Voici le seizième article de la série “En quête de foi”, publié dans l’édition de janvier-février 2014 du Messager de Saint-Antoine. L’objectif de cette série est d’explorer les éléments de la tradition chrétienne dont les traces sont toujours perceptibles dans la culture actuelle.

La parabole du Bon Samaritain (Luc 10, 27-37) est l’une des plus connues et surtout des plus emblématiques du christianisme.
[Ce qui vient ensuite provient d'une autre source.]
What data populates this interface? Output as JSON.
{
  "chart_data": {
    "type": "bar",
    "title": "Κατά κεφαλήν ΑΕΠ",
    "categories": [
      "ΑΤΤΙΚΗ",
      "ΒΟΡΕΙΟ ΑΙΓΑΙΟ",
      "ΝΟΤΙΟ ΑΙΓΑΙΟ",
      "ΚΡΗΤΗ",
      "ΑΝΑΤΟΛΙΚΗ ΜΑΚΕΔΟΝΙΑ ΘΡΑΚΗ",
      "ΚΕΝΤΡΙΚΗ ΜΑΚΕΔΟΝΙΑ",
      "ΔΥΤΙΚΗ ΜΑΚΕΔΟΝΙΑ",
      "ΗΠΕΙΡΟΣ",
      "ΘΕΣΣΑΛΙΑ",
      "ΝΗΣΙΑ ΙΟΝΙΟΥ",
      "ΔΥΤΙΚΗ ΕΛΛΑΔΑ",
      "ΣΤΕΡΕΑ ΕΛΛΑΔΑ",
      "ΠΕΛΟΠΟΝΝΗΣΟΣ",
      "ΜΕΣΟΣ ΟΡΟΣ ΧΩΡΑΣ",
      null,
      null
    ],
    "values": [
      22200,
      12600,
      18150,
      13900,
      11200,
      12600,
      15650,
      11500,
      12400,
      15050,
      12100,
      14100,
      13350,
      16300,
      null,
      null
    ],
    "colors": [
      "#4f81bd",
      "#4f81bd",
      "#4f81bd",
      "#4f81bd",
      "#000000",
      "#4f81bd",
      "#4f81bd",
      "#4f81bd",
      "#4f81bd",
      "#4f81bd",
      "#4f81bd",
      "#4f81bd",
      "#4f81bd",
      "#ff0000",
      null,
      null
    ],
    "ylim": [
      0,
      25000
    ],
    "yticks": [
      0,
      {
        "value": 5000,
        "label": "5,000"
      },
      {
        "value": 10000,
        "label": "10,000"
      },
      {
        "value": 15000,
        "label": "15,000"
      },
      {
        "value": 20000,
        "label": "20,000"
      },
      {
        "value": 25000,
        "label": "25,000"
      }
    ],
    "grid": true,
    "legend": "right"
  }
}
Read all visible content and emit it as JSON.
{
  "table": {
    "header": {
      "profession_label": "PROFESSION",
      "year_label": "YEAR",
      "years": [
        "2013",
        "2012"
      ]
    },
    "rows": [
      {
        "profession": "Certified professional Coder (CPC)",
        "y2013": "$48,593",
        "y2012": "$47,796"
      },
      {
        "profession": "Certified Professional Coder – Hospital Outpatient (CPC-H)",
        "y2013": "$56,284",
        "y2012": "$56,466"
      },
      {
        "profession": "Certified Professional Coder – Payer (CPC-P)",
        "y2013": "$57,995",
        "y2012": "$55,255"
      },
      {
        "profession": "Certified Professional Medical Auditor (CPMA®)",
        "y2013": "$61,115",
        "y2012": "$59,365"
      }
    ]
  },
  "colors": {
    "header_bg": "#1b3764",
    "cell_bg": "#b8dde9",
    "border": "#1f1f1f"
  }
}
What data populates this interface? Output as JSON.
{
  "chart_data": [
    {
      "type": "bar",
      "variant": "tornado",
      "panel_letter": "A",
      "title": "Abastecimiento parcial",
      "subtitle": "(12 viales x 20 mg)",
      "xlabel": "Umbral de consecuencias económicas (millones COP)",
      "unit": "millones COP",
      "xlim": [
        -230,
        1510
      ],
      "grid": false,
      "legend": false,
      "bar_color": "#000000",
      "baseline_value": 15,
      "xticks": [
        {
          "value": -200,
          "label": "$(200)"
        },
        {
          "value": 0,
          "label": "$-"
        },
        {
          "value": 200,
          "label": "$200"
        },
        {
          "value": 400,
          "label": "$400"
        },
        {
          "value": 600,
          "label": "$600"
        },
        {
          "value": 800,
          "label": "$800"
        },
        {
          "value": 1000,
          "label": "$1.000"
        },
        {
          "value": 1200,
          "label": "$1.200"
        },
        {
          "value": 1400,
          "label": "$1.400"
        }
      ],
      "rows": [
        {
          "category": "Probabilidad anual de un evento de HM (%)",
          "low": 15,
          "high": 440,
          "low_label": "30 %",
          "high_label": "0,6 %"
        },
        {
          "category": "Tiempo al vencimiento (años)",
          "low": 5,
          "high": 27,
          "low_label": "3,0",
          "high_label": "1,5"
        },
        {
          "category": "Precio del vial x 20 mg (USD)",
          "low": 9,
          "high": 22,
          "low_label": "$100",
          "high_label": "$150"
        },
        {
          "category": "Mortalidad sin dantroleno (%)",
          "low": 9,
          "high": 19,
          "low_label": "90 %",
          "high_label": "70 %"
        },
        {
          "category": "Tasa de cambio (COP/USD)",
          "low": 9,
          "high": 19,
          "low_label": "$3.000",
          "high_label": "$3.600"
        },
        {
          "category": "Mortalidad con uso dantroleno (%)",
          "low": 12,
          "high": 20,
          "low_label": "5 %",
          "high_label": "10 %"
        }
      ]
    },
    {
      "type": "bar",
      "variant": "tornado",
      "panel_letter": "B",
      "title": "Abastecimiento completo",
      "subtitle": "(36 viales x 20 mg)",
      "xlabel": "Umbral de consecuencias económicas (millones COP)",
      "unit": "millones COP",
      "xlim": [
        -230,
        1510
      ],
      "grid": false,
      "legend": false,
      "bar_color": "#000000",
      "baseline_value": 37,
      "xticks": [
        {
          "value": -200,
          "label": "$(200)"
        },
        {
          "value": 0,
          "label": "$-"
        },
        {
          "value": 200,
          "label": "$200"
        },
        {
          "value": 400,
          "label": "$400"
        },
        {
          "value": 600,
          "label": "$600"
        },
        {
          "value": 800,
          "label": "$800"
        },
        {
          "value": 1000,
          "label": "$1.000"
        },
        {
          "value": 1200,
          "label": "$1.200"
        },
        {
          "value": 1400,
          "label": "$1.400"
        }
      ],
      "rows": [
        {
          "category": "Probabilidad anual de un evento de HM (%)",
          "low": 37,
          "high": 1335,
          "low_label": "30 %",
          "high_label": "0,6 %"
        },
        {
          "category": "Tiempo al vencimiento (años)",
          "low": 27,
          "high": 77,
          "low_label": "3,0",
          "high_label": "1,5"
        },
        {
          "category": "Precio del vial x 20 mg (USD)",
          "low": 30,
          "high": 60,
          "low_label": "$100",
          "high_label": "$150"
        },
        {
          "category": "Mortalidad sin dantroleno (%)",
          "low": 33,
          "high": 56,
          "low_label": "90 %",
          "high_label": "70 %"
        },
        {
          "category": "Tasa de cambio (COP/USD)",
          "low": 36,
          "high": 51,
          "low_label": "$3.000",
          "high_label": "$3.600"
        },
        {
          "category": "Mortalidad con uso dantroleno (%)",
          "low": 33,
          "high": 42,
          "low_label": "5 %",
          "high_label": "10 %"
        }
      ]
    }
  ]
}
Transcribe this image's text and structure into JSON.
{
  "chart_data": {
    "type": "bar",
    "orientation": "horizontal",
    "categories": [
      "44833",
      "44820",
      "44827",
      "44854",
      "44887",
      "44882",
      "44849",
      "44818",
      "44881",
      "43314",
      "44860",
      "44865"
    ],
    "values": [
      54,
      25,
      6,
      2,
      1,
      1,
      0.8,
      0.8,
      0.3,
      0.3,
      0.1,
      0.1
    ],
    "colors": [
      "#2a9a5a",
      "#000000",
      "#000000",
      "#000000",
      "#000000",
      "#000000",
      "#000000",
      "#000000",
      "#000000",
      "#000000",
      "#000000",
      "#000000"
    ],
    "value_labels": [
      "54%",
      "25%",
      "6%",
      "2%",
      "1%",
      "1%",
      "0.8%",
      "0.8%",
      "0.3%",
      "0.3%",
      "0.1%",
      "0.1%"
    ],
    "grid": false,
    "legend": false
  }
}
Il n’est pas rare encore d’entendre dire, à propos d’untel ou untel, que c’est un « bon samaritain », signifiant ainsi comment sont appréciées ou admirées sa générosité, sa compassion ou sa capacité de prendre soin.
Avec la baisse de pratique religieuse, les bons samaritains sont-ils aussi en voie de disparition? Rien n’est moins sûr. En fait, il est probable qu’en cherchant un peu nous trouvions de « nouveaux bons Samaritains » qui ont plus ou moins les mêmes caractéristiques que celui dont Jésus fait l’éloge. Redisons tout d’abord une vérité évidente : dans le récit de Jésus, ni le prêtre, ni le lévite ne se sont arrêtés pour aider l’homme pris à partie par des brigands et laissé pour mort. Le Samaritain est visiblement un marchand d’huile qui traverse le pays pour visiter ses clients. Un simple commis-voyageur, étranger, est devenu le symbole de la charité chrétienne.
Où les trouve-t-on?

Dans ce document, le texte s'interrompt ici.